Avec 50 000 francs burundais (36 dollars) comme un capital, elle lance son « affaire ». Douze ans après, où en est-elle ? « Mes enfants peuvent manger deux fois par jour, mes revenus quotidiens se situant entre 3000 et 4000 Fbu (autour de 3 dollars). Avec cela, j’achète 2 kg de farine de manioc, des légumes et de l’huile. Je parviens même à épargner 1000 Fbu par jour », poursuit-elle, avant de déguerpir à la vue d’un homme portant le regard sévère… C'était un policier.

Plus loin, près du marché central de Bujumbura, un bébé dans le dos, Adija Nijimbere, une autre vendeuse ambulante, revient sur ce qu’elle appelle le « grand risque du métier » : la peur du policier.  

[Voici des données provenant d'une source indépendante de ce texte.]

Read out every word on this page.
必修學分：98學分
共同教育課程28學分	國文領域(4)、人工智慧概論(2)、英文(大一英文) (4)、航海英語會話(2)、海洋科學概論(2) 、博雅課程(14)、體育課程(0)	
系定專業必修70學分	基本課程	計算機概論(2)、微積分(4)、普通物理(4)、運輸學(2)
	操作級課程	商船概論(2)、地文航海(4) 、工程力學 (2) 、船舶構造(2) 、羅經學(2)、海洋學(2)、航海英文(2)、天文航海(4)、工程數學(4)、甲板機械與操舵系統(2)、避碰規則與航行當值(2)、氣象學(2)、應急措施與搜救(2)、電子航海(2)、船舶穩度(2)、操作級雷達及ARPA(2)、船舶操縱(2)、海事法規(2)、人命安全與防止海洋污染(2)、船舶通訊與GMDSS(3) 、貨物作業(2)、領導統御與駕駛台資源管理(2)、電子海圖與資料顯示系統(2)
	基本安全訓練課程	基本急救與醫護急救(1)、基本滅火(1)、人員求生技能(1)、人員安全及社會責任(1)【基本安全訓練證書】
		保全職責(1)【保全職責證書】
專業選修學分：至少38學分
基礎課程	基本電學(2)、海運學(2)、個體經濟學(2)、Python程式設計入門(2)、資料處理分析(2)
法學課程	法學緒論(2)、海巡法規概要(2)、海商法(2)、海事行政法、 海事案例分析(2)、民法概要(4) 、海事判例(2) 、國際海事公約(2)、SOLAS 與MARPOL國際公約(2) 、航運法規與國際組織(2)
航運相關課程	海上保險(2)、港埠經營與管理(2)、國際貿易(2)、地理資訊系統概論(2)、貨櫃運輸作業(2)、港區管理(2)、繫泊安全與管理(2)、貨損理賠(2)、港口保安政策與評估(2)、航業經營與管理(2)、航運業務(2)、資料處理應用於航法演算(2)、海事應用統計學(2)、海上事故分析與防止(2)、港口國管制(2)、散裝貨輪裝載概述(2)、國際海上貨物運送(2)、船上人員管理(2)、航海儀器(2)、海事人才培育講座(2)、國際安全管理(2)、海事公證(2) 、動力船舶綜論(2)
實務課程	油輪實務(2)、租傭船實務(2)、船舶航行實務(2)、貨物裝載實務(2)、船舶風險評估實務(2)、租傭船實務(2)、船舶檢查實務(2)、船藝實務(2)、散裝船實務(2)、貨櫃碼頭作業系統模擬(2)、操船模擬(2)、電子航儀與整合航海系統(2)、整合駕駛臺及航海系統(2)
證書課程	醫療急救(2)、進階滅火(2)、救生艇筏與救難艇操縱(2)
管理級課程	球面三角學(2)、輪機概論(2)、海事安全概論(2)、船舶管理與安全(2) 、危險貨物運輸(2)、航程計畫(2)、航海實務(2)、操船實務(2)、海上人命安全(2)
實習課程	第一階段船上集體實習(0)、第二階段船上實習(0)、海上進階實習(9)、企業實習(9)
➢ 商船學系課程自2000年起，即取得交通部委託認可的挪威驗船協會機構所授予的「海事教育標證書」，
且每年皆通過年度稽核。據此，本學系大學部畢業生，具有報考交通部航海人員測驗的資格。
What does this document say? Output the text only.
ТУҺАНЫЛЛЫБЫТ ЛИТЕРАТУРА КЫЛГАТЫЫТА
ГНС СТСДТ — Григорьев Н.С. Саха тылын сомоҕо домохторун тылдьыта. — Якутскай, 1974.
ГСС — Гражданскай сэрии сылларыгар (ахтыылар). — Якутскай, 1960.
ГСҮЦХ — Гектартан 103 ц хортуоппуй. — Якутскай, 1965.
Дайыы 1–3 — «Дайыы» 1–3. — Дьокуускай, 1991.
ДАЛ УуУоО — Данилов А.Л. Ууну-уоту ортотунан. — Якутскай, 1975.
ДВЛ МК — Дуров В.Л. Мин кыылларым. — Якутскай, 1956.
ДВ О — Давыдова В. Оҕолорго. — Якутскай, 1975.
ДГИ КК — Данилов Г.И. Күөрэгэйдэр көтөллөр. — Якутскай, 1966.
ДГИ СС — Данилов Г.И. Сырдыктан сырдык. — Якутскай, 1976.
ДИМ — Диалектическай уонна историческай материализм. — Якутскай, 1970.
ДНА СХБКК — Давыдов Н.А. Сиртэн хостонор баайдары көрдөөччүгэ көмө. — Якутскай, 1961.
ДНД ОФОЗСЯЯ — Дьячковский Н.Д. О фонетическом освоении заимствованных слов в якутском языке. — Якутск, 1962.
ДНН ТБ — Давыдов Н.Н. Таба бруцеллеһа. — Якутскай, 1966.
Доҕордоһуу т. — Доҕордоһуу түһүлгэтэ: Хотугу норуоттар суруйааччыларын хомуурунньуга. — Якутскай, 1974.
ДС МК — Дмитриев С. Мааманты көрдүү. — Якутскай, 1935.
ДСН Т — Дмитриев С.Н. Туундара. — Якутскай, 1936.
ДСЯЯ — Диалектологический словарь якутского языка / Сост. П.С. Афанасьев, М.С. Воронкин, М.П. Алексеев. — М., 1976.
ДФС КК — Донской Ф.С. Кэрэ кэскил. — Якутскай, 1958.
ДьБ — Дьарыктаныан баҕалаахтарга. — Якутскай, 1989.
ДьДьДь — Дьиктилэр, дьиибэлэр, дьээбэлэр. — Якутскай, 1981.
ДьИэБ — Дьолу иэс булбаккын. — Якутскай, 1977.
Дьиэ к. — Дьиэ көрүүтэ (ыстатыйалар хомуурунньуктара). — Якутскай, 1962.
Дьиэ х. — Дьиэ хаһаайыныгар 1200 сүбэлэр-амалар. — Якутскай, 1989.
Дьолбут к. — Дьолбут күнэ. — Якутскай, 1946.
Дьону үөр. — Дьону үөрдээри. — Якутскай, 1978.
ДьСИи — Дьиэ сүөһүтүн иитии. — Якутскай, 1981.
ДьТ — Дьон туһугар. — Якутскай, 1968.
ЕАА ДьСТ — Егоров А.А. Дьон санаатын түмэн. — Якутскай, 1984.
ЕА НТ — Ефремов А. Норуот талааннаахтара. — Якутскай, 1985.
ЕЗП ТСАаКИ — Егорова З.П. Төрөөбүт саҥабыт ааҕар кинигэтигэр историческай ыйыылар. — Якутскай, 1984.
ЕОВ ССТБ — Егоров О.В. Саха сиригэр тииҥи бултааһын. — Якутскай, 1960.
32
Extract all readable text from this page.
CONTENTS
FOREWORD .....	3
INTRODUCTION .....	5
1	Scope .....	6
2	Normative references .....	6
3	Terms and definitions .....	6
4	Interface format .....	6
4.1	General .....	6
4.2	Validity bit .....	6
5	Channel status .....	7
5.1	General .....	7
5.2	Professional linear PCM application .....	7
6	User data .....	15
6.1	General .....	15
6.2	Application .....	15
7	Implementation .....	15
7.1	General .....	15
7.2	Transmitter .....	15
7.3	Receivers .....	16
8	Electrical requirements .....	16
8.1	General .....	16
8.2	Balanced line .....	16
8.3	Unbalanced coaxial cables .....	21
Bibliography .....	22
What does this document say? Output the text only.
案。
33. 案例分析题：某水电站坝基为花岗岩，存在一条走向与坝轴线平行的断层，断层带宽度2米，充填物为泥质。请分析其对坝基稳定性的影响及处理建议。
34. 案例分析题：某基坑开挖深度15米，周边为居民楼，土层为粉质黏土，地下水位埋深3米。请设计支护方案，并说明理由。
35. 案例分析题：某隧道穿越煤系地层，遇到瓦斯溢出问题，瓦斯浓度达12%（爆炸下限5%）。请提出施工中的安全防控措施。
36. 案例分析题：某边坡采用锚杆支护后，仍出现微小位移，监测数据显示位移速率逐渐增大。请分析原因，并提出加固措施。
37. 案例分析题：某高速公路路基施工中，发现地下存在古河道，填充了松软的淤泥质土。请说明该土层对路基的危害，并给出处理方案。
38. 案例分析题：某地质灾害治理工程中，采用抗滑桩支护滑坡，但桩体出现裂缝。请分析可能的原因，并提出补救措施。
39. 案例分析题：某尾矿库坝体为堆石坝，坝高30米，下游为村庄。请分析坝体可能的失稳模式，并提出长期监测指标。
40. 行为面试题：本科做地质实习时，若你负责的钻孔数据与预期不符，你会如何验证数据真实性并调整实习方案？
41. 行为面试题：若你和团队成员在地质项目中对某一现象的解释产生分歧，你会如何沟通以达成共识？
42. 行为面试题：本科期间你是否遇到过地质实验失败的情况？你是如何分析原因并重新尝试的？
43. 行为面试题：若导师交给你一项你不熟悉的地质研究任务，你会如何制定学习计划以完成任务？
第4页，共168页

« Lorsque nous sommes attrapées, nous sommes parfois tabassées et nos fruits sont confisqués », précise-t-elle. Pour leur échapper, nous nous cachons derrière des containers, dans les galeries. » Les « meilleurs clients », assure-t-elle, sont ces automobilistes qui s'arrêtent à l'improviste pour acheter des mangues, des avocats.

Du côté des autorités municipales et policières, on a une autre version : « Que n'a-t-on pas fait pour que ces bonnes femmes comprennent qu'elles doivent payer des taxes et avoir des stands connus par la mairie », explique Marie Suzanne Ndayisaba, administratrice de la commune Rohero. Elle rappelle que le commerce ambulant est interdit dans la capitale : « Le marché central a été  agrandi pour éventuellement les intégrer ».

Elle cite en exemple de l’espace « le Grenier du Burundi », un hangar couvert où s'entassent oranges, mandarines, bananes, ananas et des légumes. « Nous sommes en train de les sensibiliser pour qu’elles puissent rejoindre les marchés des quartiers périphériques, voire le marché central de Bujumbura », signale, pour sa part, l’administratrice de la commune Rohero.

Les vendeuses ambulantes ne l'entendent pas de cette oreille : « Nous n’avons pas les moyens d’avoir des places au marché. Trop cher ! », fulmine Anitha Kanyana.

Même vive opposition à la proposition d’aller s'installer dans les marchés de la banlieue : « Nos clients sont des fonctionnaires qui rentrent le soir après le boulot, les étudiants et des ressortissants étrangers! » Elle préfèrent donc les rues de la capitale et le jeu de cache-cache avec les forces de l’ordre.